United States Army general

Major General Roy Van McCarty is a retired officer in the South Carolina Army National Guard who last served as South Carolina Adjutant General, he was appointed to the position by Governor Henry McMaster on January 17, 2019. As the state's senior military officer, he served as commander of the South Carolina Military Department which includes the South Carolina Army National Guard, South Carolina Air National Guard, South Carolina State Guard and the Emergency Management Division; he also advised the governor of the state on military matters.

==Early life and education ==
A native of Saluda, South Carolina he received a Bachelor of Science degree in education from The Citadel in 1982. He is also a graduate of the Field Artillery Officer Advanced Course, United States Army Command and General Staff College, Senior Reserve Component Officer Course and the Senior Service Fellowship at Old Dominion University.

==Military career ==
Upon graduation from The Citadel McCarty was commissioned as a field artillery officer into the United States Army serving for 5 years with the 24th Infantry Division at Fort Stewart, Georgia; after spending a year with the United States Army Reserve in St.

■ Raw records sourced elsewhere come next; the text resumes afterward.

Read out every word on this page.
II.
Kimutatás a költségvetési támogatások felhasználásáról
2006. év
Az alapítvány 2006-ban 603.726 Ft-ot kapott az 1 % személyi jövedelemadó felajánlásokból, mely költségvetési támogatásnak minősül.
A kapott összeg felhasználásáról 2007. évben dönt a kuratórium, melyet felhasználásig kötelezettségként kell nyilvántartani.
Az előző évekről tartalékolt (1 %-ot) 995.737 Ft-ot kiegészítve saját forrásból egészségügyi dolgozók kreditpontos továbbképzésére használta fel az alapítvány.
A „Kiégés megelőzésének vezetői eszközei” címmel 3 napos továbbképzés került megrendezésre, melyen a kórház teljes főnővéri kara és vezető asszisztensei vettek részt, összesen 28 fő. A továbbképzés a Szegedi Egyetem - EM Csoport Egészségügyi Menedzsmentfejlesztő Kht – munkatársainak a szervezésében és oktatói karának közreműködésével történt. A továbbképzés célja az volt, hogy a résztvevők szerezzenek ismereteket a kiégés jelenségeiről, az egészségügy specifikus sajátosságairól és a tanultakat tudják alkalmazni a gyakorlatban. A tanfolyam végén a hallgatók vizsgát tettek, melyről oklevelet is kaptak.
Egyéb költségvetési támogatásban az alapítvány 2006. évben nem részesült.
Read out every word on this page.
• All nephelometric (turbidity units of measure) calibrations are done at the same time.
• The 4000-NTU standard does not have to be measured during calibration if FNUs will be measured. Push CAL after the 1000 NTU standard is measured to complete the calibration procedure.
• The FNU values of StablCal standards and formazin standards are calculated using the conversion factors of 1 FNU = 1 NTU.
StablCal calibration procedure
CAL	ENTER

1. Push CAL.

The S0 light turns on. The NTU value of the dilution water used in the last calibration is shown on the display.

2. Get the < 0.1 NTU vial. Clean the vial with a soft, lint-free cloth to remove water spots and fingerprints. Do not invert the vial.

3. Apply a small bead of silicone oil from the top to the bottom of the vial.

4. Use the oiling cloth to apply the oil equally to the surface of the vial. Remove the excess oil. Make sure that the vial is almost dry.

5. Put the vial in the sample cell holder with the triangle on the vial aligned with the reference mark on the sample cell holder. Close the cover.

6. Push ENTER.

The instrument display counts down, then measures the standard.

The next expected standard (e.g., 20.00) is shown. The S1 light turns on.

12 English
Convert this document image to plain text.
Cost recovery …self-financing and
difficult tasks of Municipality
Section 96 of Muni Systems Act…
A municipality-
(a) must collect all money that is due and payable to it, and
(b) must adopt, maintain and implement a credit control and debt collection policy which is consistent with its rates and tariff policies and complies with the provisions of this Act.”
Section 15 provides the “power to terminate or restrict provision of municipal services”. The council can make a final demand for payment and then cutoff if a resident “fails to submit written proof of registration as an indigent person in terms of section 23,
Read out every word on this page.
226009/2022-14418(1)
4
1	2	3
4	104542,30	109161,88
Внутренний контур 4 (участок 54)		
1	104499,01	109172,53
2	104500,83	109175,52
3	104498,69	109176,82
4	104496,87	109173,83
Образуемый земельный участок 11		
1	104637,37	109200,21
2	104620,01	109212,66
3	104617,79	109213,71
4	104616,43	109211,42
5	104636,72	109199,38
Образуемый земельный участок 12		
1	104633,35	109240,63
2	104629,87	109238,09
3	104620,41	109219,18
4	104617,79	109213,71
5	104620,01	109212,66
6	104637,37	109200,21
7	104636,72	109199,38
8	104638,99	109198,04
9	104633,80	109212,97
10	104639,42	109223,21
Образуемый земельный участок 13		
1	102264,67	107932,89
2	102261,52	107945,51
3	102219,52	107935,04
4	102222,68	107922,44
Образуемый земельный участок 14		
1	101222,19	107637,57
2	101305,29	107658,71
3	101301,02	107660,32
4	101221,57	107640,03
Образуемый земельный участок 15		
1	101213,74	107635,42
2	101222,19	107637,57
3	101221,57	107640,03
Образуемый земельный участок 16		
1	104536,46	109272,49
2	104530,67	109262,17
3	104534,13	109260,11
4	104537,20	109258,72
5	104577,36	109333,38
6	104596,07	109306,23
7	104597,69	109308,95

Louis, he joined the South Carolina Army National Guard in 1986 and was assigned to the 178th Field Artillery Regiment at Andrews, South Carolina. He then served as a forward observer, battery commander, battalion assistant training officer and headquarters company commander. Moving to the 151st Field Artillery Brigade at Sumter, South Carolina, he was a fire control officer, battery operations officer and headquarters battery commander and also served as an operations officer with the 178th Field Artillery Brigade deploying to Operation Iraqi Freedom. He was subsequently a logistics officer and plans, operations and training officer with the 59th Troop Command in Columbia, South Carolina. Returning to the 151st in 2007, he served as a headquarters and headquarters battery commander deploying to Operation Enduring Freedom. In Afghanistan, he was a battalion commander and regional police advisory commander. Promoted to colonel, he was elevated to deputy commander of the 59th Troop Command. Then, he moved to a position as air defense artillery officer with the 263rd Army Air and Missile Command.
He next was assigned as director of the Joint Staff for the Joint Force Headquarters of the South Carolina National Guard; promoted to brigadier general in 2012, he became commanding general of the 59th Troop Command. McCarty was elevated to assistant adjutant general – Army for the South Carolina National Guard in 2013 and was promoted to major general in 2017. McCarty succeeded Major General Robert Livingston, who was elected adjutant general in 2011; a change in state law in 2014 made the position an appointee of the governor.

=== Operational deployments ===
McCarty has deployed for two military operations, including:
- Operation Iraqi Freedom, Iraq
- Operation Enduring Freedom, Afghanistan

===Service Summary===
====Dates of Rank====

Promotions
| Insignia | Date |
|---|---|
| Second lieutenant | May 14, 1982 |
| First lieutenant | November 7, 1986 |
| Captain | May 18, 1988 |
| Major | July 15, 1997 |
| Lieutenant colonel | April 30, 2003 |
| Colonel | June 28, 2007 |
| Brigadier general | August 10, 2012 |
| Major general | February 2, 2017 |

==Civilian career ==
In civilian life, General McCarty served for 24 years in the Law Enforcement Division of the South Carolina Department of Natural Resources and is a graduate of the FBI National Academy.

==Awards ==
His military awards include the Legion of Merit and Bronze Star Medal with Oak Leaf Cluster.